Q11. What is the ideal C:N ratio for composting?
A) 10:1 B) 20:1 C) 25-30:1 D) 50:1
Answer: C) 25-30:1. The ideal starting C:N ratio for aerobic composting is 25–30:1. Too high slows decomposition; too low causes nitrogen loss as ammonia.
Exam-Day Checklist
- Admit card (printed) + one original photo ID
- Arrive 30 minutes before reporting time
- Two blue/black ball-point pens (no gel pens for OMR)
- No mobile phone or electronic device
- Read OMR instructions before marking
- Sequence: Reasoning first → Agriculture → GS
- Review in last 10 minutes
Final Score Target
| Section | Total | Target | Safe Minimum |
|---|---|---|---|
| General Studies | 75 | 55–60 | 48 |
| Agriculture | 50 | 40–45 | 35 |
| Reasoning | 25 | 21–23 | 18 |
| Total | 150 | 116–128 | 101 |
Final Preparation Tips
The BPSC AEDO exam rewards deep subject knowledge over shortcuts. Bihar-specific agriculture — makhana in Mithila, litchi in Muzaffarpur, Swarna Sub-1 flood-tolerant variety, Champaran Satyagraha 1917 — appears repeatedly in question papers. Make a flashcard for each Bihar-specific fact and review them daily in the last 2 weeks before the exam. For reasoning, practice 25 questions daily; you should be scoring 22+/25 consistently before the exam date. The combination of strong Agriculture + full Reasoning marks is your ticket to clearing BPSC AEDO prelims.
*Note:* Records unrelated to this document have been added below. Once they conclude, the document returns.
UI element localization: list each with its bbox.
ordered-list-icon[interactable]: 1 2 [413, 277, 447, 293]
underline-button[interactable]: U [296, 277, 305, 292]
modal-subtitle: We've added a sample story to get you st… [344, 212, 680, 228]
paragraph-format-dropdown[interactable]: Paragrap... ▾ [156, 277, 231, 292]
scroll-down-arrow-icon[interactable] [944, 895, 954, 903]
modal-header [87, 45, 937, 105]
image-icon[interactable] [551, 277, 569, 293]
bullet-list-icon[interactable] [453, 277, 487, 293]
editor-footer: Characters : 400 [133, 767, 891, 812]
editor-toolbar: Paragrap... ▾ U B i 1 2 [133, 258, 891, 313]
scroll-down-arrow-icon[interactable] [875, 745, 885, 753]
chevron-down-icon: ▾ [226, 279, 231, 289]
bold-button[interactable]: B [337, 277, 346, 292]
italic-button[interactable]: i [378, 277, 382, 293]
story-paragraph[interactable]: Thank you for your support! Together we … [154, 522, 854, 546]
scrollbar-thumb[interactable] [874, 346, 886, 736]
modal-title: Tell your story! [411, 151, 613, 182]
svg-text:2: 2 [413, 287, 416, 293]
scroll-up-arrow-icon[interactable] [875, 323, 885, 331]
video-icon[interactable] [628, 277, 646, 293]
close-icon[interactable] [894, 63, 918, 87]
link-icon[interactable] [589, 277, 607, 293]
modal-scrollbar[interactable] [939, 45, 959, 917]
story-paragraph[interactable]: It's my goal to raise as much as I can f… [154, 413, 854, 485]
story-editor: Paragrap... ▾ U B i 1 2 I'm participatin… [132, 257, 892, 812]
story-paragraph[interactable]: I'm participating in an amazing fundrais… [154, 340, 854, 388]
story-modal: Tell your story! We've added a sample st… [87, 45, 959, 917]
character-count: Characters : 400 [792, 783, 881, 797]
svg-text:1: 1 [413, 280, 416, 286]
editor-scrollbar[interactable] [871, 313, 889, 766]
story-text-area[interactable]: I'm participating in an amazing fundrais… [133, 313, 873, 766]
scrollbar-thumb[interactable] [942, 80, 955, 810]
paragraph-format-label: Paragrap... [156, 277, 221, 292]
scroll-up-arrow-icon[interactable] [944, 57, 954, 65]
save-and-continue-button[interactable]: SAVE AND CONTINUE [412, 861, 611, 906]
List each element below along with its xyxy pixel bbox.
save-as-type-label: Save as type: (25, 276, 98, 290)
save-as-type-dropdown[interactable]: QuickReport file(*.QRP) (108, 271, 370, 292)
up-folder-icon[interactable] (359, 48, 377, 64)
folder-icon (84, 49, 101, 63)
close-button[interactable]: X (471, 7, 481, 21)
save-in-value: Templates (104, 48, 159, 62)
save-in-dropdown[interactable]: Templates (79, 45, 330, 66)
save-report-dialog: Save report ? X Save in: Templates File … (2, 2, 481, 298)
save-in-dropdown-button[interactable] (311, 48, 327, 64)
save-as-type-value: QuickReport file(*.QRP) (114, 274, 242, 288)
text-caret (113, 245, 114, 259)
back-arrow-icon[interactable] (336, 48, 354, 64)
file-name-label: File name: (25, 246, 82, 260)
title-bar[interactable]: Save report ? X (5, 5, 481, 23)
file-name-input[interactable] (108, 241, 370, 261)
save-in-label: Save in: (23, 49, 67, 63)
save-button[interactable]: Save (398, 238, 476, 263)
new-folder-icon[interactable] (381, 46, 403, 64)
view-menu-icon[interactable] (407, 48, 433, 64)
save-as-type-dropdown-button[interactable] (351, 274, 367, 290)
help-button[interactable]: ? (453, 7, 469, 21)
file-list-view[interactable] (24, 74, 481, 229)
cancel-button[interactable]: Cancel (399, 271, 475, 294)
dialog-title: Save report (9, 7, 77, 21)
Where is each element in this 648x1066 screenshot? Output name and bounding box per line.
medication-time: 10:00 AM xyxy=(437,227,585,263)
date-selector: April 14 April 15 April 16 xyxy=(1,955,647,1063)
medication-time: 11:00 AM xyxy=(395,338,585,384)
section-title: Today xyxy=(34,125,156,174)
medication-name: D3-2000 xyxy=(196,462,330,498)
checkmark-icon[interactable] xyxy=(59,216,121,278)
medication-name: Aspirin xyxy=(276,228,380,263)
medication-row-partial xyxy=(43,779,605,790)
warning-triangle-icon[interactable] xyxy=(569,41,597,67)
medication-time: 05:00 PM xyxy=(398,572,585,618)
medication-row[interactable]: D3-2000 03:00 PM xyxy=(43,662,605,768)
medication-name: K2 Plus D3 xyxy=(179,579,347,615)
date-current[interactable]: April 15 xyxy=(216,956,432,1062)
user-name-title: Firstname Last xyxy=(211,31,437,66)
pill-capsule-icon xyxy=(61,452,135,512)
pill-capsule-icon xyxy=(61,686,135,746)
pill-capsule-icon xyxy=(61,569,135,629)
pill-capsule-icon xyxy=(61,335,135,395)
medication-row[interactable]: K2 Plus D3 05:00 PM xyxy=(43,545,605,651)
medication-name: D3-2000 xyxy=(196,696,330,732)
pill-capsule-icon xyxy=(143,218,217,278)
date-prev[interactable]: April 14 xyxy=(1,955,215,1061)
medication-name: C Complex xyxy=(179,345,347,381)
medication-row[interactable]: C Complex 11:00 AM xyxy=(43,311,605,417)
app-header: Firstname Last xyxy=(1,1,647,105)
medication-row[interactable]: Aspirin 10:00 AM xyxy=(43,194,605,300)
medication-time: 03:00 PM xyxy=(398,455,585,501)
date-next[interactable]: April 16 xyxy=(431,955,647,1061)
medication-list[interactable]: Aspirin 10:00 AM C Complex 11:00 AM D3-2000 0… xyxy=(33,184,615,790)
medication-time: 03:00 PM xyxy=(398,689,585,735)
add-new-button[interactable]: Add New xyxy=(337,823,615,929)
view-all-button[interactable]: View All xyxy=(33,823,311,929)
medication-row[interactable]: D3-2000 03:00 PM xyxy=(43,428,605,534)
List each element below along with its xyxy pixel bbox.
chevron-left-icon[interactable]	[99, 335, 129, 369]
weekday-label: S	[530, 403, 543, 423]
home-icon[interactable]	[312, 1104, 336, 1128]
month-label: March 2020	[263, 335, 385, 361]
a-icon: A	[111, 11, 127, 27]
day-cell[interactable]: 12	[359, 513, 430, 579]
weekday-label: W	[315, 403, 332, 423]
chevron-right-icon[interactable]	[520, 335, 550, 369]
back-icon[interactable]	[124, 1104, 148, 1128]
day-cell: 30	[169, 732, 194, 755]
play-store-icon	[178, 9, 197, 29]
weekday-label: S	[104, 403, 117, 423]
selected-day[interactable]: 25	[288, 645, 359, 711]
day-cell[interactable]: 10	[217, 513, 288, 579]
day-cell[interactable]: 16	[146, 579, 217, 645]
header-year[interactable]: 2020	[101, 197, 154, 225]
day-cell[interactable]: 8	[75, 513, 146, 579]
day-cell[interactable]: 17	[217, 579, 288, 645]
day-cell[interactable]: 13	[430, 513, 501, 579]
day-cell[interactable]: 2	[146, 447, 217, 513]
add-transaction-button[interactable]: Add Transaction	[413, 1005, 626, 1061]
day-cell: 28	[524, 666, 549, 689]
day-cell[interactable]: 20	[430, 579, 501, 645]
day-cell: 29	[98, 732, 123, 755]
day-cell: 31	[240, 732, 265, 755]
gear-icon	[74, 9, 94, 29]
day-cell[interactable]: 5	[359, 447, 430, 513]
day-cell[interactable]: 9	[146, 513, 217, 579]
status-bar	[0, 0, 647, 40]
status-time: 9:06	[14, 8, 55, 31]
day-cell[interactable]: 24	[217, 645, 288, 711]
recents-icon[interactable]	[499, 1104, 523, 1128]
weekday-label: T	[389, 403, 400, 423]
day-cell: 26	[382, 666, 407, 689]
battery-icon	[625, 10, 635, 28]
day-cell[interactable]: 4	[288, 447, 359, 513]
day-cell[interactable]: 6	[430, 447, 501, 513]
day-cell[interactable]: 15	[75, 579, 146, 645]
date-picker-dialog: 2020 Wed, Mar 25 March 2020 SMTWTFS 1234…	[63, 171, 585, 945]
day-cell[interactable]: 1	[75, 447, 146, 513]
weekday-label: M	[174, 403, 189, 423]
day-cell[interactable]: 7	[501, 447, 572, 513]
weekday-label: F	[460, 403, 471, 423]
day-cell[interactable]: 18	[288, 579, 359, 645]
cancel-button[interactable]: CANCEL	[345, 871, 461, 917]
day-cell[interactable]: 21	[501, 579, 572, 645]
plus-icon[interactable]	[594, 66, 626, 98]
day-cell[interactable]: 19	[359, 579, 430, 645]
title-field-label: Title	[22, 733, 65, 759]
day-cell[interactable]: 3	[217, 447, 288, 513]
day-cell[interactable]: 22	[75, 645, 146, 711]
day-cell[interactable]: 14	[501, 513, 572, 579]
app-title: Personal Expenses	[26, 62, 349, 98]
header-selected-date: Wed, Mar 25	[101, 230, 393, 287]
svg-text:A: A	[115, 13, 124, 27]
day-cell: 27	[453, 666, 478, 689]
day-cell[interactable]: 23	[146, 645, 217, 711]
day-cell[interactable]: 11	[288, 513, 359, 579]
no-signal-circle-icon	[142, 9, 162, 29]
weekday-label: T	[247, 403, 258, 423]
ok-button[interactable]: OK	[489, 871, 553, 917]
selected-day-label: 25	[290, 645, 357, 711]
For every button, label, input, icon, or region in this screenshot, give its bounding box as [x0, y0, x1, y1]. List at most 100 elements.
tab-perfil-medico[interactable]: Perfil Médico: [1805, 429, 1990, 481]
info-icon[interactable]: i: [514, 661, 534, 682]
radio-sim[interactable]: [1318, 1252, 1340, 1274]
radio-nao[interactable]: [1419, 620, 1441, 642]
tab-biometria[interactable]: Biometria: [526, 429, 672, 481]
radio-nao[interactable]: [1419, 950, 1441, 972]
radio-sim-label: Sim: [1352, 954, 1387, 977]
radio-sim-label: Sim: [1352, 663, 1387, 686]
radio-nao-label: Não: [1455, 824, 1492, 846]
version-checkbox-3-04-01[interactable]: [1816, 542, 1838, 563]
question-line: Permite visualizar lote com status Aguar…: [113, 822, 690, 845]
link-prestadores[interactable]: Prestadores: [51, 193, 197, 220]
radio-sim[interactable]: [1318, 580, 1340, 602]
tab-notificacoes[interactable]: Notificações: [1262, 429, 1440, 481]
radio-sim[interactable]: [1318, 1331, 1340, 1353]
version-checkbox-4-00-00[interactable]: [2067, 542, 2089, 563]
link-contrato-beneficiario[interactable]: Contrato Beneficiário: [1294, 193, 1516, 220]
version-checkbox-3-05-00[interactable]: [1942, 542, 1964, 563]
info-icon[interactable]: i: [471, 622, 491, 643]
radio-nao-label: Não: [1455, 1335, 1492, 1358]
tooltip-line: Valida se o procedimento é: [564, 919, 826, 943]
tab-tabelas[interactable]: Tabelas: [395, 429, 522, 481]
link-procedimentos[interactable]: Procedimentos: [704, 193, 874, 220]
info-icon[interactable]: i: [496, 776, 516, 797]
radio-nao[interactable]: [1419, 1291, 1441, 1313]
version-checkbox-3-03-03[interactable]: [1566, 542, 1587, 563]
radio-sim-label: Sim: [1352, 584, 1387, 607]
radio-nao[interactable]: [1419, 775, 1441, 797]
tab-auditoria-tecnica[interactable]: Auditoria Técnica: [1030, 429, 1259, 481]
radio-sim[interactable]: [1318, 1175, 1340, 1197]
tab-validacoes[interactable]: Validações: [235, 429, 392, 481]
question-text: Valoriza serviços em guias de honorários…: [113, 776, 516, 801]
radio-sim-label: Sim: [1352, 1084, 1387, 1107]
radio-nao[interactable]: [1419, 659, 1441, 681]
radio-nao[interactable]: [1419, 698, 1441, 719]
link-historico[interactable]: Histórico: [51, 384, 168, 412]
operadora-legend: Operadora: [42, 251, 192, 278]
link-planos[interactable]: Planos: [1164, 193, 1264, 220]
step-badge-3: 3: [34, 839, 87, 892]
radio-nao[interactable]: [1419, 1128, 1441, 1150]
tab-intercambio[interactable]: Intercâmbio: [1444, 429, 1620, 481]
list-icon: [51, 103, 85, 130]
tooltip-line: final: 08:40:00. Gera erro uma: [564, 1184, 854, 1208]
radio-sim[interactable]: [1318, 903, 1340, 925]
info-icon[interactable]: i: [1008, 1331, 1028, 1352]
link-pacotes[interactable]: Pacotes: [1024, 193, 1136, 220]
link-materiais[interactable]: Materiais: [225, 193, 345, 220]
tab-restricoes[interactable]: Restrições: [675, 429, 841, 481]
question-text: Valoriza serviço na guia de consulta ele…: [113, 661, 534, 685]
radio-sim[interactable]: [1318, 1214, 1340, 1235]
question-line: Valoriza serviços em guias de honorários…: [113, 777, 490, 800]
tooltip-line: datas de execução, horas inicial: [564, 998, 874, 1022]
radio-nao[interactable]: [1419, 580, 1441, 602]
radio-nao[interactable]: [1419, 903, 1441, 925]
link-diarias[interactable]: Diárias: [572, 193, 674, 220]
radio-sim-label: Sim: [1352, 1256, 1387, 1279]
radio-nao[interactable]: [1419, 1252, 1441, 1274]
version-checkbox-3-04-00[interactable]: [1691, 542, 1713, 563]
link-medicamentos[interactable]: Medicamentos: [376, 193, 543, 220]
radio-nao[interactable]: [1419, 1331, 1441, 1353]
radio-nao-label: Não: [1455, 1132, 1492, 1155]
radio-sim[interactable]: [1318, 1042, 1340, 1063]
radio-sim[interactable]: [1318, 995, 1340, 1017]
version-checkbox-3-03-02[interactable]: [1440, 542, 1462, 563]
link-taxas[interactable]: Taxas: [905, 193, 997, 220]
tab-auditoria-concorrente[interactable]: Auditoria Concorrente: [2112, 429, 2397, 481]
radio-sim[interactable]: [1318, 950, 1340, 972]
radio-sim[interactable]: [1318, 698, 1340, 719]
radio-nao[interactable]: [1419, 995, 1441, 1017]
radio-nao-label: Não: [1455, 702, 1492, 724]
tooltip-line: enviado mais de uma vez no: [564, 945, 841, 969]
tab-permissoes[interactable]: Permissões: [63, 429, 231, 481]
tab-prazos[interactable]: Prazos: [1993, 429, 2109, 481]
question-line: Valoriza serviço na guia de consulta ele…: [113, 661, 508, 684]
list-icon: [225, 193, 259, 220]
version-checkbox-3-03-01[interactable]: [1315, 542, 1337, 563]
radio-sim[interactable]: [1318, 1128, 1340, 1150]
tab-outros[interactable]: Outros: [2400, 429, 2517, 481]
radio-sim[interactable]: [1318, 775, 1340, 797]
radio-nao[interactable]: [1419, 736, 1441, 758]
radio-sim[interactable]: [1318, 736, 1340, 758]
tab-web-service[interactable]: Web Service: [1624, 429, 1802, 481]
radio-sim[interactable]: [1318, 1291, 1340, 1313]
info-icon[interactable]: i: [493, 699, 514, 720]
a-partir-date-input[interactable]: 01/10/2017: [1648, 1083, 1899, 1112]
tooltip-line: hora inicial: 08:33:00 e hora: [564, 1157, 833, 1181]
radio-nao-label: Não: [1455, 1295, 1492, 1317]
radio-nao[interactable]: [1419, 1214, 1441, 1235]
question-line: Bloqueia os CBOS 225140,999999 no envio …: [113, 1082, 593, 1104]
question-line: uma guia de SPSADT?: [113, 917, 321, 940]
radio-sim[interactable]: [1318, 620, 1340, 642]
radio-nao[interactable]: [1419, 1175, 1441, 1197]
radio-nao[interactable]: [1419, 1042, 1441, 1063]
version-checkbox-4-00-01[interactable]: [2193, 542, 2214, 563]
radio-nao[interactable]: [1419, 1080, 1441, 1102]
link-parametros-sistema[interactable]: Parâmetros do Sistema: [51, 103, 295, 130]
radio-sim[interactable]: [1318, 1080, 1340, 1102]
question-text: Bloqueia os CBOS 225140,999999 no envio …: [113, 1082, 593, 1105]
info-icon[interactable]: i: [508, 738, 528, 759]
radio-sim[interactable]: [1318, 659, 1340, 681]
Consistent daily practice over 3 months is more effective than intensive last-minute study. Set a daily target of 50 MCQs across all sections, review each wrong answer carefully, and maintain an error log. On exam day, your confident, practiced rhythm will carry you through efficiently. Remember: in competitive exams, the difference between selection and rejection is often just 3–5 marks — and those marks come from consistent daily practice, not from any single miracle trick.